M. Boyer (Daniel) : O.K. Bien, écoutez,
on n'a rien à proposer comme tel concernant l'intégrisme. On a salué, de toute
façon, ce qu'il y avait déjà dans le projet de loi n° 60. On est d'accord
avec ça. Nous, on ne veut pas d'intégrisme puis on pense que le projet de loi
répond bien à cette question-là.
Concernant le
projet de loi n° 94, on l'a dit, il y a eu un débat pas suffisant. On
n'est pas allés assez loin. Puis on veut...
Puis, je vous le dis, là, on vous demande d'amender, mais on est d'accord avec
le débat qui se passe actuellement. C'est
un débat qui doit se faire, qui devait se faire et qui se fait. Et on pense que
le débat n'est pas terminé. Quand on vous demande d'amender
l'article 5, c'est qu'on pense que le débat ne doit pas se terminer avec
l'adoption bien bébête d'un projet de loi
puis une interdiction de porter des signes religieux, il doit se poursuivre. Et
c'est dans ce sens-là qu'on dit : Bien, le projet de loi n° 94
n'est pas allé assez loin, n'a pas permis à ce que ce débat-là... Bien, ce
débat-là se continue, il se continue ici, là, et...

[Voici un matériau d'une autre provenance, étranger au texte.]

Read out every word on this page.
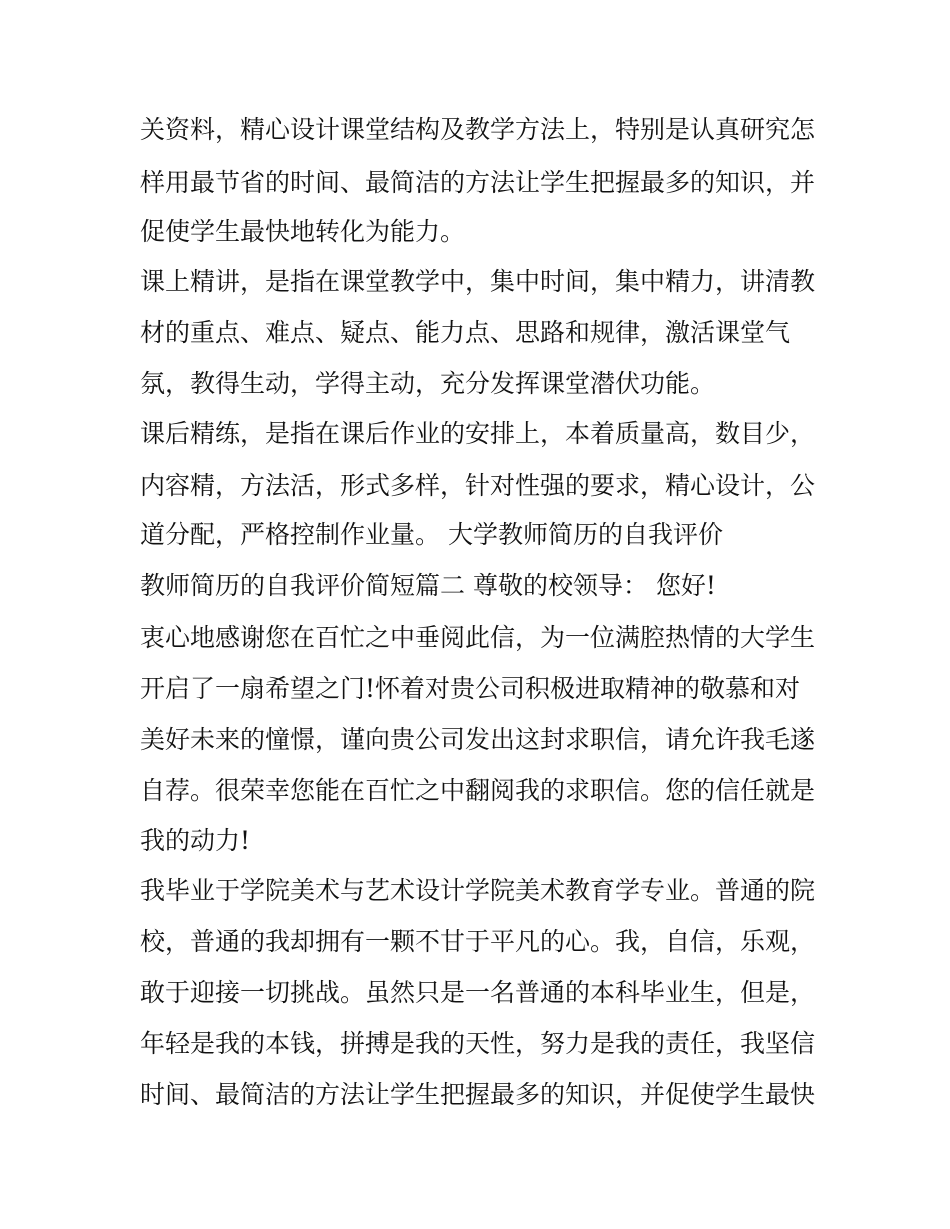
关资料，精心设计课堂结构及教学方法上，特别是认真研究怎
样用最节省的时间、最简洁的方法让学生把握最多的知识，并
促使学生最快地转化为能力。
课上精讲，是指在课堂教学中，集中时间，集中精力，讲清教
材的重点、难点、疑点、能力点、思路和规律，激活课堂气
氛，教得生动，学得主动，充分发挥课堂潜伏功能。
课后精练，是指在课后作业的安排上，本着质量高，数目少，
内容精，方法活，形式多样，针对性强的要求，精心设计，公
道分配，严格控制作业量。 大学教师简历的自我评价
教师简历的自我评价简短篇二 尊敬的校领导： 您好!
衷心地感谢您在百忙之中垂阅此信，为一位满腔热情的大学生
开启了一扇希望之门!怀着对贵公司积极进取精神的敬慕和对
美好未来的憧憬，谨向贵公司发出这封求职信，请允许我毛遂
自荐。很荣幸您能在百忙之中翻阅我的求职信。您的信任就是
我的动力!
我毕业于学院美术与艺术设计学院美术教育学专业。普通的院
校，普通的我却拥有一颗不甘于平凡的心。我，自信，乐观，
敢于迎接一切挑战。虽然只是一名普通的本科毕业生，但是，
年轻是我的本钱，拼搏是我的天性，努力是我的责任，我坚信
时间、最简洁的方法让学生把握最多的知识，并促使学生最快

Le Président (M. Ferland) :
Alors, malheureusement, c'est le temps qui était à la disposition de la partie
ministérielle.
Avant de céder la parole au parti de
l'opposition, je veux juste informer les membres de la commission qu'à
16 h 55 nous serons appelés au salon bleu pour voter sur la motion du
mercredi. Mais, ne vous inquiétez pas, nous reprendrons là où nous laisserons.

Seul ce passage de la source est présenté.